I have found in my short advising career (almost 4 years now) that first year transition (or new student transition) is a very important process for our students. Helping them to get started on the right foot so that they can become engaged, active students and have the best possible first year experience, is a valuable service that we as advisors provide.
As part of this process, I am working on a couple of different projects. Firstly, I am part of our Associate Dean’s Working Group on New Student Transition (wow, that is a mouthful!). We are working to creating a one day event (Arts 101 Day) where new students (and their parents) can come and learn more about University life by experiencing a mini lecture, learn valuable tips for success and have an opportunity to network with other new first year students. The hope is that we can alleviate some of the stressors that new students face and allow them to start their fall term feeling a little more confident.
Another new student transition piece that I am working on is an Academic Information session. The idea behind this session is to give the new students important information at an appropriate time. This session will include information on degree requirements, academic policies, and the many supports and services available to them on campus. We have found that this piece has been missing from our new student transition. In the past, we had tried giving some information during their time with us at Orientation but felt it was not well received as the timing was not well planned (students are excited for the “fun” of Orientation, not so much for Administrative info!). Instead when we created our fall schedule, we booked an extra tutorial for one of their core courses so that it appears in their schedule and hopefully most students will show up!
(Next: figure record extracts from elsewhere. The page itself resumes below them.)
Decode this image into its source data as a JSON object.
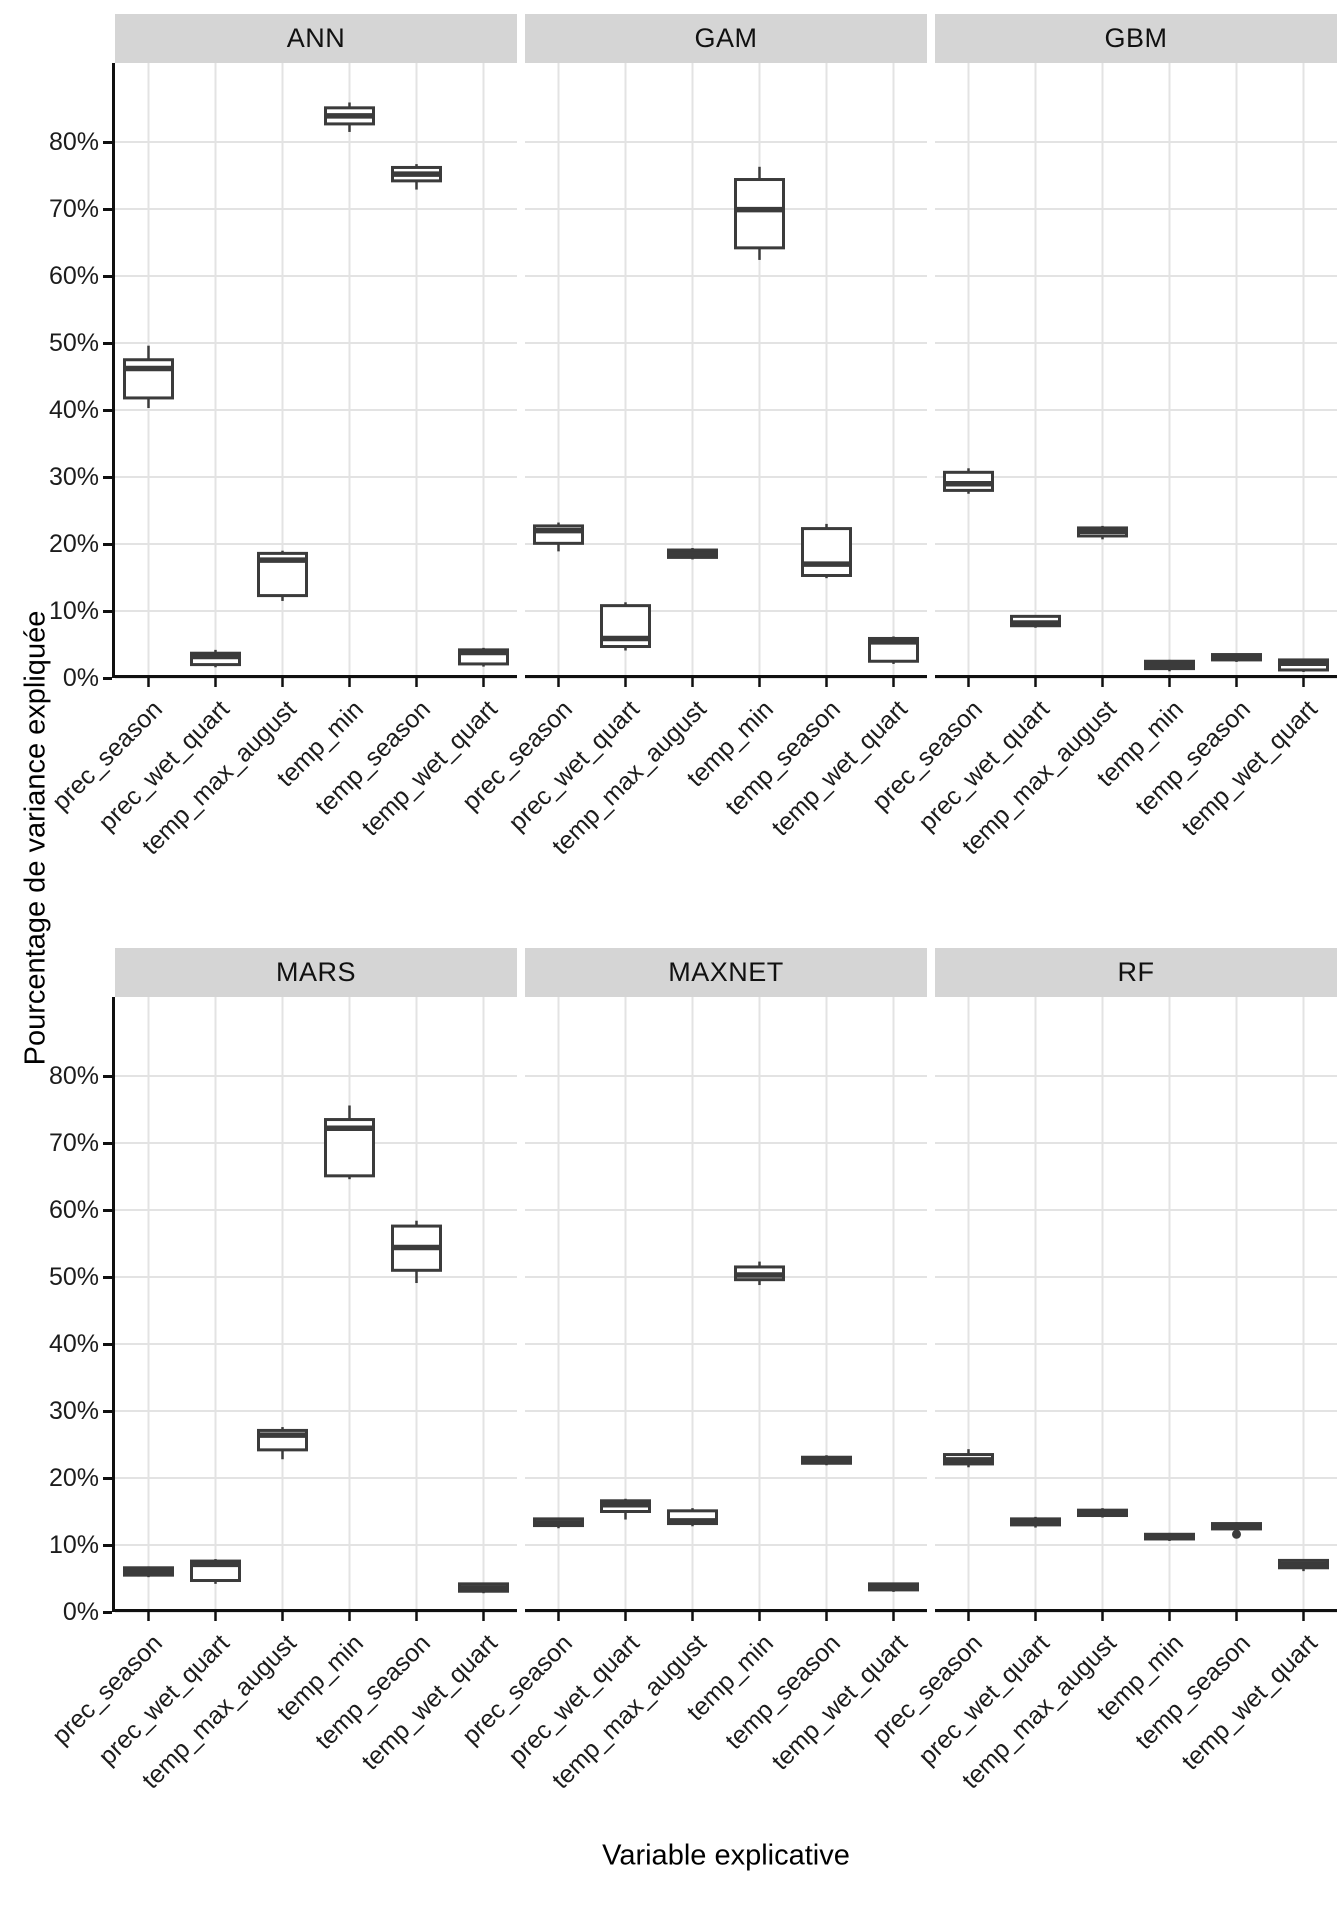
{
  "figure": {
    "y_axis_title": "Pourcentage de variance expliquée",
    "x_axis_title": "Variable explicative"
  },
  "colors": {
    "box_stroke": "#3b3b3b",
    "box_fill": "#ffffff",
    "gridline": "#e3e3e3",
    "strip_bg": "#d5d5d5",
    "axis_line": "#101010",
    "text": "#1c1c1c",
    "background": "#ffffff"
  },
  "chart_data": {
    "type": "boxplot",
    "facet_layout": [
      [
        "ANN",
        "GAM",
        "GBM"
      ],
      [
        "MARS",
        "MAXNET",
        "RF"
      ]
    ],
    "categories": [
      "prec_season",
      "prec_wet_quart",
      "temp_max_august",
      "temp_min",
      "temp_season",
      "temp_wet_quart"
    ],
    "y_ticks": [
      {
        "value": 0,
        "label": "0%"
      },
      {
        "value": 10,
        "label": "10%"
      },
      {
        "value": 20,
        "label": "20%"
      },
      {
        "value": 30,
        "label": "30%"
      },
      {
        "value": 40,
        "label": "40%"
      },
      {
        "value": 50,
        "label": "50%"
      },
      {
        "value": 60,
        "label": "60%"
      },
      {
        "value": 70,
        "label": "70%"
      },
      {
        "value": 80,
        "label": "80%"
      }
    ],
    "ylabel": "Pourcentage de variance expliquée",
    "xlabel": "Variable explicative",
    "ylim": [
      -4.5,
      91.8
    ],
    "grid": "major-only",
    "units": "percent",
    "facets": [
      {
        "label": "ANN",
        "boxes": [
          {
            "category": "prec_season",
            "lo": 40.3,
            "q1": 41.8,
            "med": 46.2,
            "q3": 47.5,
            "hi": 49.6,
            "out": []
          },
          {
            "category": "prec_wet_quart",
            "lo": 1.6,
            "q1": 2.0,
            "med": 3.2,
            "q3": 3.7,
            "hi": 4.2,
            "out": []
          },
          {
            "category": "temp_max_august",
            "lo": 11.5,
            "q1": 12.3,
            "med": 17.6,
            "q3": 18.6,
            "hi": 19.0,
            "out": []
          },
          {
            "category": "temp_min",
            "lo": 81.5,
            "q1": 82.7,
            "med": 83.9,
            "q3": 85.1,
            "hi": 85.9,
            "out": []
          },
          {
            "category": "temp_season",
            "lo": 72.9,
            "q1": 74.2,
            "med": 75.2,
            "q3": 76.2,
            "hi": 76.7,
            "out": []
          },
          {
            "category": "temp_wet_quart",
            "lo": 1.7,
            "q1": 2.1,
            "med": 3.8,
            "q3": 4.2,
            "hi": 4.5,
            "out": []
          }
        ]
      },
      {
        "label": "GAM",
        "boxes": [
          {
            "category": "prec_season",
            "lo": 18.9,
            "q1": 20.1,
            "med": 22.0,
            "q3": 22.7,
            "hi": 23.2,
            "out": []
          },
          {
            "category": "prec_wet_quart",
            "lo": 4.1,
            "q1": 4.7,
            "med": 5.9,
            "q3": 10.8,
            "hi": 11.3,
            "out": []
          },
          {
            "category": "temp_max_august",
            "lo": 17.7,
            "q1": 18.0,
            "med": 18.5,
            "q3": 19.1,
            "hi": 19.4,
            "out": []
          },
          {
            "category": "temp_min",
            "lo": 62.4,
            "q1": 64.2,
            "med": 69.9,
            "q3": 74.4,
            "hi": 76.3,
            "out": []
          },
          {
            "category": "temp_season",
            "lo": 14.9,
            "q1": 15.3,
            "med": 17.0,
            "q3": 22.3,
            "hi": 23.0,
            "out": []
          },
          {
            "category": "temp_wet_quart",
            "lo": 2.1,
            "q1": 2.5,
            "med": 5.4,
            "q3": 5.9,
            "hi": 6.2,
            "out": []
          }
        ]
      },
      {
        "label": "GBM",
        "boxes": [
          {
            "category": "prec_season",
            "lo": 27.5,
            "q1": 28.0,
            "med": 29.0,
            "q3": 30.7,
            "hi": 31.3,
            "out": []
          },
          {
            "category": "prec_wet_quart",
            "lo": 7.5,
            "q1": 7.8,
            "med": 8.2,
            "q3": 9.2,
            "hi": 9.4,
            "out": []
          },
          {
            "category": "temp_max_august",
            "lo": 20.7,
            "q1": 21.2,
            "med": 21.9,
            "q3": 22.4,
            "hi": 22.7,
            "out": []
          },
          {
            "category": "temp_min",
            "lo": 1.0,
            "q1": 1.4,
            "med": 1.9,
            "q3": 2.5,
            "hi": 2.7,
            "out": []
          },
          {
            "category": "temp_season",
            "lo": 2.4,
            "q1": 2.7,
            "med": 3.1,
            "q3": 3.5,
            "hi": 3.6,
            "out": []
          },
          {
            "category": "temp_wet_quart",
            "lo": 0.9,
            "q1": 1.2,
            "med": 2.2,
            "q3": 2.7,
            "hi": 2.9,
            "out": []
          }
        ]
      },
      {
        "label": "MARS",
        "boxes": [
          {
            "category": "prec_season",
            "lo": 5.2,
            "q1": 5.5,
            "med": 6.0,
            "q3": 6.6,
            "hi": 6.8,
            "out": []
          },
          {
            "category": "prec_wet_quart",
            "lo": 4.2,
            "q1": 4.7,
            "med": 7.1,
            "q3": 7.6,
            "hi": 7.9,
            "out": []
          },
          {
            "category": "temp_max_august",
            "lo": 22.8,
            "q1": 24.2,
            "med": 26.4,
            "q3": 27.1,
            "hi": 27.6,
            "out": []
          },
          {
            "category": "temp_min",
            "lo": 64.6,
            "q1": 65.1,
            "med": 72.2,
            "q3": 73.5,
            "hi": 75.6,
            "out": []
          },
          {
            "category": "temp_season",
            "lo": 49.1,
            "q1": 51.0,
            "med": 54.4,
            "q3": 57.6,
            "hi": 58.4,
            "out": []
          },
          {
            "category": "temp_wet_quart",
            "lo": 2.8,
            "q1": 3.1,
            "med": 3.6,
            "q3": 4.2,
            "hi": 4.4,
            "out": []
          }
        ]
      },
      {
        "label": "MAXNET",
        "boxes": [
          {
            "category": "prec_season",
            "lo": 12.5,
            "q1": 12.9,
            "med": 13.3,
            "q3": 13.9,
            "hi": 14.1,
            "out": []
          },
          {
            "category": "prec_wet_quart",
            "lo": 13.8,
            "q1": 15.0,
            "med": 16.0,
            "q3": 16.6,
            "hi": 16.9,
            "out": []
          },
          {
            "category": "temp_max_august",
            "lo": 12.8,
            "q1": 13.2,
            "med": 13.6,
            "q3": 15.1,
            "hi": 15.5,
            "out": []
          },
          {
            "category": "temp_min",
            "lo": 48.8,
            "q1": 49.6,
            "med": 50.3,
            "q3": 51.5,
            "hi": 52.3,
            "out": []
          },
          {
            "category": "temp_season",
            "lo": 21.9,
            "q1": 22.2,
            "med": 22.6,
            "q3": 23.1,
            "hi": 23.4,
            "out": []
          },
          {
            "category": "temp_wet_quart",
            "lo": 3.0,
            "q1": 3.3,
            "med": 3.7,
            "q3": 4.2,
            "hi": 4.4,
            "out": []
          }
        ]
      },
      {
        "label": "RF",
        "boxes": [
          {
            "category": "prec_season",
            "lo": 21.6,
            "q1": 22.1,
            "med": 22.7,
            "q3": 23.5,
            "hi": 24.3,
            "out": []
          },
          {
            "category": "prec_wet_quart",
            "lo": 12.6,
            "q1": 13.0,
            "med": 13.4,
            "q3": 13.9,
            "hi": 14.2,
            "out": []
          },
          {
            "category": "temp_max_august",
            "lo": 14.1,
            "q1": 14.4,
            "med": 14.8,
            "q3": 15.2,
            "hi": 15.5,
            "out": []
          },
          {
            "category": "temp_min",
            "lo": 10.6,
            "q1": 10.9,
            "med": 11.2,
            "q3": 11.6,
            "hi": 11.8,
            "out": []
          },
          {
            "category": "temp_season",
            "lo": 12.0,
            "q1": 12.4,
            "med": 12.8,
            "q3": 13.2,
            "hi": 13.4,
            "out": [
              11.6
            ]
          },
          {
            "category": "temp_wet_quart",
            "lo": 6.1,
            "q1": 6.6,
            "med": 7.1,
            "q3": 7.7,
            "hi": 7.9,
            "out": []
          }
        ]
      }
    ]
  }
}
Another idea that I have just recently come across is to create an Advising Syllabus. This will allow the students to know what to expect of us and what we expect of them. This information can then be share with them via an email where we can introduce ourselves to them (actively trying to engage them!) and which will hopefully begin to establish a relationship with them in the hopes that they will continue to reach out to us with any questions or concerns that they may have.
What kinds of programs and outreach do you use for your new students and their transition to University life? We would love to have you share your ideas!